Makale Yaz
sporadami
Bu haberi yazdır
EMRE'YE ISLIKLI PROTESTO
 Ağu
12
 2011

Çarşamba akşamı oynanan Estonya maçına Emre Belözoğlu’na yapılan ıslıklı protesto damgasını vurdu. Tabii spor yazarları ve yorumcuları hiç zaman kaybetmeden müthiş beyanatlar vermeye başladılar. Emre’yi ıslıklamak Milli Takım’ı ıslıklamak demekmiş; bu yapılan protesto milli takıma yapılan saygısızlıkmış;  dahası Emre Milli Takım’ın kaptanıymış sevsek de sevmesek de desteklemek gerekiyormuş. Aynı spor yazarlarının ve duayen diye nitelenen yorumcuların Emre bir milli maçta basın tribününe el kol hareketi yaptığında neler söylediklerini neler yazdıklarını da hepimiz biliyoruz.

 

Bütün bu yorumlar yetmezmiş gibi bugün Fenerbahçe kulübü de bir açıklama yapmış; “Birlik, beraberlik ve kardeşlik duygularının ön plana çıktığı, Türk Bayrağı'nın milli düzeyde temsil edildiği bir karşılaşmada yaşanan bu olayı endişe verici buluyoruz. Başta futbol olmak üzere sporun tüm dallarının ayrıştırıcı değil, birleştirici bir unsur olması gerektiğine dikkat çekmek istiyoruz.” Vay, vay vay… Birlik beraberlikten bahsedenlere bakın, neymiş futbolun birleştirici bir unsur olması gerekiyormuş. Bu açıklamayı yapan kulübün başkanı, ikinci başkanı, yöneticisi çete kurmaktan ve şike yapmaktan “kuvvetli şüphe” nedeni ile tutuklu yargılanmakta. Sen şampiyonluk mücadelesi yaptığın kulübün elinden şike yaparak, teşvik primi vererek şampiyonluk kupası alacaksın; bir çete kurup futbol dünyasının altına dinamit koyacaksın, sonra çıkıp birlik, beraberlik, kardeşlik diyeceksin. El insaf…

 

Gelelim Emre’ye yapılan protestolara. Spor yazarları ve yorumcuları niçin protesto edilmemesi gerektiğini milli takım formasını giymesine ve Milli Takım'ın kaptanlığına bağlamış. Ben de diyorum ki Emre gibi bir futbolcu protesto edilecekse tamda bu nedenden, asıl bu nedenden protesto edilir. Milli Takım tüm dünya kamuoyu önünde ülkenin, ay yıldızlı bayrağın temsil edildiği bir platformdur. Buradan hareketle Milli Takım'a seçilecek oyuncular için öncelikli kriter; oyuncunun teknik, taktik veya fiziksel kapasitesi değil ne ölçüde spor ahlakına sahip olduğudur.
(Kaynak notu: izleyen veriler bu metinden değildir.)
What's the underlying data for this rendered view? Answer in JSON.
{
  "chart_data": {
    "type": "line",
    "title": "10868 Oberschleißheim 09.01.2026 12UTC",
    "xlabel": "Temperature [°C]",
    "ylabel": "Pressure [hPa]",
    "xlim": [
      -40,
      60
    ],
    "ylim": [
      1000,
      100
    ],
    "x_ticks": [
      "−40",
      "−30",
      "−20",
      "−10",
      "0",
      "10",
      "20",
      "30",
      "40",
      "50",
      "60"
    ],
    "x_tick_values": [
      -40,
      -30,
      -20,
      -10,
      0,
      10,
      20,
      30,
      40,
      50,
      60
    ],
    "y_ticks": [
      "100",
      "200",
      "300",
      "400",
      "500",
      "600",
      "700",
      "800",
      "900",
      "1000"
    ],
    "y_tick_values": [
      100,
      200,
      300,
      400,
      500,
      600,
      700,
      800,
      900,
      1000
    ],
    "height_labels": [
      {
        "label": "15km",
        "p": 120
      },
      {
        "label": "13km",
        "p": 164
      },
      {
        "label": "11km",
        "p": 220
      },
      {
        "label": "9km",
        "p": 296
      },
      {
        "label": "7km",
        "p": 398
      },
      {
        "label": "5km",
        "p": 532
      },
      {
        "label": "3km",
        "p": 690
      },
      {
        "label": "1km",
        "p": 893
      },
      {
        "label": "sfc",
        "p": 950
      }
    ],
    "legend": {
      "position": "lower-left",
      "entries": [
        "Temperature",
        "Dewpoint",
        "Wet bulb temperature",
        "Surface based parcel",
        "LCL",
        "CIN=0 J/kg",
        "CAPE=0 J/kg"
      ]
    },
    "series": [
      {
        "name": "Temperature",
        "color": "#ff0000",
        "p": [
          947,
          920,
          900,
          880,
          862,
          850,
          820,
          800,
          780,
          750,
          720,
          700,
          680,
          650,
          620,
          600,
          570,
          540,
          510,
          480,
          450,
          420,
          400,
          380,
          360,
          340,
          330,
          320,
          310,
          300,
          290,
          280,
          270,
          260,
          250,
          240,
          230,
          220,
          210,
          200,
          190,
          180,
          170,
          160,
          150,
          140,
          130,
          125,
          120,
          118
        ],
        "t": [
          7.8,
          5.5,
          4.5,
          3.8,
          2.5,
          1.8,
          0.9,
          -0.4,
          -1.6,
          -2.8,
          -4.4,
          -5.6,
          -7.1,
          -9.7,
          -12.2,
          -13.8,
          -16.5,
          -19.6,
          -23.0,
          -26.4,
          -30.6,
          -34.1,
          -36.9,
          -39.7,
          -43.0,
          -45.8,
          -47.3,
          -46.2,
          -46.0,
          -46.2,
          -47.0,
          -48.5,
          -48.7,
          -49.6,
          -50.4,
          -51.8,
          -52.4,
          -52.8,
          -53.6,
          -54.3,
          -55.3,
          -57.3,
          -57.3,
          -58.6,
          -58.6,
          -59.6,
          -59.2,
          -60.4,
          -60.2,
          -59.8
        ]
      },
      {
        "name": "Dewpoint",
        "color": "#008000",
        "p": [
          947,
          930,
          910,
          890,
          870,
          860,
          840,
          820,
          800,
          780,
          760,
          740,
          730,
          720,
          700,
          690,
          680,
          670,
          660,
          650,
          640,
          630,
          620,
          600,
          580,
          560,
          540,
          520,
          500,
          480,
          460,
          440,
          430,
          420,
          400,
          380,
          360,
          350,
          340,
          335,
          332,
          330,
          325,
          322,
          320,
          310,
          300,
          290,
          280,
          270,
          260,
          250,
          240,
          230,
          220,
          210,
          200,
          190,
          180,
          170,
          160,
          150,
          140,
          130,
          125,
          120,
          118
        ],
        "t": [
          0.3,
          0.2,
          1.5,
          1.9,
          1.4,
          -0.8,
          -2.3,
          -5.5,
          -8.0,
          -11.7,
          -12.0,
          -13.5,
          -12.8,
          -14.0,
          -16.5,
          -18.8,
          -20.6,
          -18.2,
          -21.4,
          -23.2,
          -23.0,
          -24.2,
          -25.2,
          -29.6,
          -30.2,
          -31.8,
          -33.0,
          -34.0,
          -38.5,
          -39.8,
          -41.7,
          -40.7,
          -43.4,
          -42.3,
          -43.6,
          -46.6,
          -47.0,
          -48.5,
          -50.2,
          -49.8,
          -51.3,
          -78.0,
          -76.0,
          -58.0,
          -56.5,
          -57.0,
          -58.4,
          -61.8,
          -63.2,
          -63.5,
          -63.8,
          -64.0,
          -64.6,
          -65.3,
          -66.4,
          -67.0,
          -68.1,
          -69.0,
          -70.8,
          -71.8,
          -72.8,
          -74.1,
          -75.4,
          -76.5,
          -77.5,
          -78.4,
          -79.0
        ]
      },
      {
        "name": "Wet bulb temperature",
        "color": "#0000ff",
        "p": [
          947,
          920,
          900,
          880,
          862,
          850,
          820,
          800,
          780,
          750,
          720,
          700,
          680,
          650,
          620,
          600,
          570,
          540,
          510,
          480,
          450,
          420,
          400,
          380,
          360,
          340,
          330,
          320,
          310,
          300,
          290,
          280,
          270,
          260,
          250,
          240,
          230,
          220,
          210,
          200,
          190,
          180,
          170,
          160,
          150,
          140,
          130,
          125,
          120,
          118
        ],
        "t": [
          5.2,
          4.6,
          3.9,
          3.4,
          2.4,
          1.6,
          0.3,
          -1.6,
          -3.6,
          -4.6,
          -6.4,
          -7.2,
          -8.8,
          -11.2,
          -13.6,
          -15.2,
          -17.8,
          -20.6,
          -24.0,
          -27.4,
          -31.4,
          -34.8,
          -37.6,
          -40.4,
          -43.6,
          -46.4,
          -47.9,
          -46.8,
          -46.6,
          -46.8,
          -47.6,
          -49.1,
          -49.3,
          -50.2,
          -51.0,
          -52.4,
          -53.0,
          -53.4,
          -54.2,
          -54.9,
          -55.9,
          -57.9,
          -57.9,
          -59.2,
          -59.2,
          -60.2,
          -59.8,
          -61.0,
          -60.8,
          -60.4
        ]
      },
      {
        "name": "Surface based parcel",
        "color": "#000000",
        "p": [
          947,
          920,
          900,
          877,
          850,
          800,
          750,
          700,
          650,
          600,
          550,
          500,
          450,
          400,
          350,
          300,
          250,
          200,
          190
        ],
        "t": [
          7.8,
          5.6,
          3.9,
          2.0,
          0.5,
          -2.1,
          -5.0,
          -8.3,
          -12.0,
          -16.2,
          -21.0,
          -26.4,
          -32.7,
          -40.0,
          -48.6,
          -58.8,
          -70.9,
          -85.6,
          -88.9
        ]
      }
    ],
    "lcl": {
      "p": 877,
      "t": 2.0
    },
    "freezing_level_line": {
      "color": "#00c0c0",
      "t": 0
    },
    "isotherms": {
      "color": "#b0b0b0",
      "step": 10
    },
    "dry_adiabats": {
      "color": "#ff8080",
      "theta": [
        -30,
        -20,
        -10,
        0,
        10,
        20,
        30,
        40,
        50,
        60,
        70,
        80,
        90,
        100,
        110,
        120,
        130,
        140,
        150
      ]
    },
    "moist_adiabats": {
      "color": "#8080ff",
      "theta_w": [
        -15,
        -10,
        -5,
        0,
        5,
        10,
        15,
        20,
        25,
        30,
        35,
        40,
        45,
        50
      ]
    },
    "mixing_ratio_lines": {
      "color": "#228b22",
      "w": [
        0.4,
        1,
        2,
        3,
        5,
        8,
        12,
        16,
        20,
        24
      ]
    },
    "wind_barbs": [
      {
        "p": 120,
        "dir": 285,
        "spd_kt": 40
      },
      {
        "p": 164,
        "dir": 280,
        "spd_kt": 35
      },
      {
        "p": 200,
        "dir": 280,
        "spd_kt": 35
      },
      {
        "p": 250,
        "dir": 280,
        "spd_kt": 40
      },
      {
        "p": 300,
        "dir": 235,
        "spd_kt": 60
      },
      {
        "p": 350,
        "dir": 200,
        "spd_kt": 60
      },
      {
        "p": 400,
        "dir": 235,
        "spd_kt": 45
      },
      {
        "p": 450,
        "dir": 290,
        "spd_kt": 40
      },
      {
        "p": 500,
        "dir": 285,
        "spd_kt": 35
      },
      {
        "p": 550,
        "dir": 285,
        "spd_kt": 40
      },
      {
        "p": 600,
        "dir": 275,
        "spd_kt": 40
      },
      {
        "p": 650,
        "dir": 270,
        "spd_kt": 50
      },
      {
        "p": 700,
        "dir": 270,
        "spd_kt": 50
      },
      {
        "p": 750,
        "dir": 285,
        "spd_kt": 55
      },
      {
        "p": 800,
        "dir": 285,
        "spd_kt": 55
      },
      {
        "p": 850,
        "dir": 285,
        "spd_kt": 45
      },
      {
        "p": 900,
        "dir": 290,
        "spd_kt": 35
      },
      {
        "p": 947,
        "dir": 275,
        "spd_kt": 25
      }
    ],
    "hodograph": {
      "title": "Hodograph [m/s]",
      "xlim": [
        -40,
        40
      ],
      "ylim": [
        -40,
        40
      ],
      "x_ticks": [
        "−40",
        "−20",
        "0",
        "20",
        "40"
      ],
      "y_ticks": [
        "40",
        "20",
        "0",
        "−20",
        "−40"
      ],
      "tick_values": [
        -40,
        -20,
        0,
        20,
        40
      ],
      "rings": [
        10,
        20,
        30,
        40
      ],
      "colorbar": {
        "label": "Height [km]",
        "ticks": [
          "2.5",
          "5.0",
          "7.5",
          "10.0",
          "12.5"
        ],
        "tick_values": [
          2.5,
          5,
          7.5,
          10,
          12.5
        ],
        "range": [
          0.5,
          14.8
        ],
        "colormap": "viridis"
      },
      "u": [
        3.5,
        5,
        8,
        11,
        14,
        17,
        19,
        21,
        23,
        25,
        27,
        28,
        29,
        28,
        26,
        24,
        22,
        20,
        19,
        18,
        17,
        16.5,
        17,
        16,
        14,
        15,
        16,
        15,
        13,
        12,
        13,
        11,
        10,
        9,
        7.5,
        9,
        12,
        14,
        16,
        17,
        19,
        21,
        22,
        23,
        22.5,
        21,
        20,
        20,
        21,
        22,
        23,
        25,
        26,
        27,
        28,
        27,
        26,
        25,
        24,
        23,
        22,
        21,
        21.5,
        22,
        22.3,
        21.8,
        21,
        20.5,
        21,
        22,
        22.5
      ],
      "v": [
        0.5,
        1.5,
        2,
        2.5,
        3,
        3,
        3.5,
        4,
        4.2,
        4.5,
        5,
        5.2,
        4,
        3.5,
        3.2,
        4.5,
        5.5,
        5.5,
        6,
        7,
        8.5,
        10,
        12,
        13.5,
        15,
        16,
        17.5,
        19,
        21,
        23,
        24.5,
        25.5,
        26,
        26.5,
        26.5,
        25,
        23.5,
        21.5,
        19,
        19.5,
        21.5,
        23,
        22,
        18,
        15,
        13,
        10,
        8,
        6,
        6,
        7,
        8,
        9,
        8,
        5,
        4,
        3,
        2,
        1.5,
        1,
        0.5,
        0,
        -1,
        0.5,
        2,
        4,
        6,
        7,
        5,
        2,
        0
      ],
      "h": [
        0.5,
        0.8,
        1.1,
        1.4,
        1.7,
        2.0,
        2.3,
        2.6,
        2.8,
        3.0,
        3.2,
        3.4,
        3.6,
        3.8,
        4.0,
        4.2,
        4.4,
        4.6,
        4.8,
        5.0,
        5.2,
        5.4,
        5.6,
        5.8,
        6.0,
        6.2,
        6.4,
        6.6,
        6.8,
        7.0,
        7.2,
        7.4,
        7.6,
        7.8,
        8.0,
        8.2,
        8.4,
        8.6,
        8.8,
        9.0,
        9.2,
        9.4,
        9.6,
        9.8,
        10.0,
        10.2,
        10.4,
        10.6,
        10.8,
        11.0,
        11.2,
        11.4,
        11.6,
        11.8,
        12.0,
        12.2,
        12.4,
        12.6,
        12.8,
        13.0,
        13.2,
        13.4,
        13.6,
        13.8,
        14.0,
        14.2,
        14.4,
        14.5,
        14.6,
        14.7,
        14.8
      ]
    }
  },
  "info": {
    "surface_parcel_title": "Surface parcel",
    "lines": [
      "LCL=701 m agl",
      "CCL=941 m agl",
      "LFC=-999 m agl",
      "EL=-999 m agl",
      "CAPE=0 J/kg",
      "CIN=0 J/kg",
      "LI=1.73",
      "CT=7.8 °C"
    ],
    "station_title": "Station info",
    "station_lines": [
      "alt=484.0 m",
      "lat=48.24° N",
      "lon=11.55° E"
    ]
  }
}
Burada futbolcunun saha içindeki ve saha dışındaki duruşu ve davranışları için spor ahlakı tabirini kullanmamın sebebi Mustafa Kemal Atatürk’ün “Ben sporcunun zeki, çevik ve aynı zamanda ahlaklısını severim” deyişidir.

 

Sahada rakip takım oyuncularına küfürler eden; basın tribününe el kol hareketleri yapan; yenemediği rakip takım oyuncularını dövmeye kalkan (İsviçre maçı); maç yapacağı rakip takım oyuncusuna maçtan önce “sakın zorlamayın ha” diye mesajlar atan bir oyuncuyu milli takım formasıyla, hele de kaptan olarak görmek istemiyorum. Böyle bir futbolcunun milli takım için goller atsa da, sahada mucizeler yaratsa da davranışlarıyla ve duruşuyla ay yıldızlı bayrağı temsil edecek spor ahlakına sahip olduğuna inanmıyorum. Sadece ben değil o gün Estonya maçındaki binlerce insanda inanmıyor olacak ki bu insanlar yapabilecekleri en medeni protestoyu yapıp top ayağına geldiğinde Emre’yi ıslıklayarak protesto ettiler. Emre’nin rakip takım futbolcularına yaptığı gibi küfretmediler, yine Emre’nin rakip takım oyuncularına yaptığı gibi darp etmeye kalkmadılar sadece ıslıkladılar.

 

Ben Mustafa Kemal Atatürk’ün de söylediği gibi Milli Takım kadrosuna çağrılacak futbolcuların zeki, çevik en önemlisi de ahlaklı olmasını isterim. Ay yıldızlı bayrağa ve bu ülkeye sevgisi olan herkes de sanırım aynı şeyi ister. Kendisini ve bu ülkeye bağlılığını sorgulaması gerekenler Emre’yi protesto edenler değil; böylesi oyuncuların Milli Takım’da oynamasına ve kaptanlık yapmasına sessiz kalanlardır. 





Yorum Yaz

Yorumları okumak veya yazmak için üye girişi yapmanız gerekmektedir.

Puan Durumu Fikstür
Bizi Takip Edin :
Webaslan Google+ Webaslan Facebook Page Webaslan RSS Webaslan iPad Webaslan Mobil
reklam
Yazarın diğer yazıları
Son Girilen Makaleler
kabatasli
| 06 Şubat 2024 |
| 01 Şubat 2024 |
| 30 Ocak 2024 |
kabatasli
| 27 Ocak 2024 |
kabatasli
| 11 Ocak 2024 |
En çok yorumlananlar
Blog bulunmuyor...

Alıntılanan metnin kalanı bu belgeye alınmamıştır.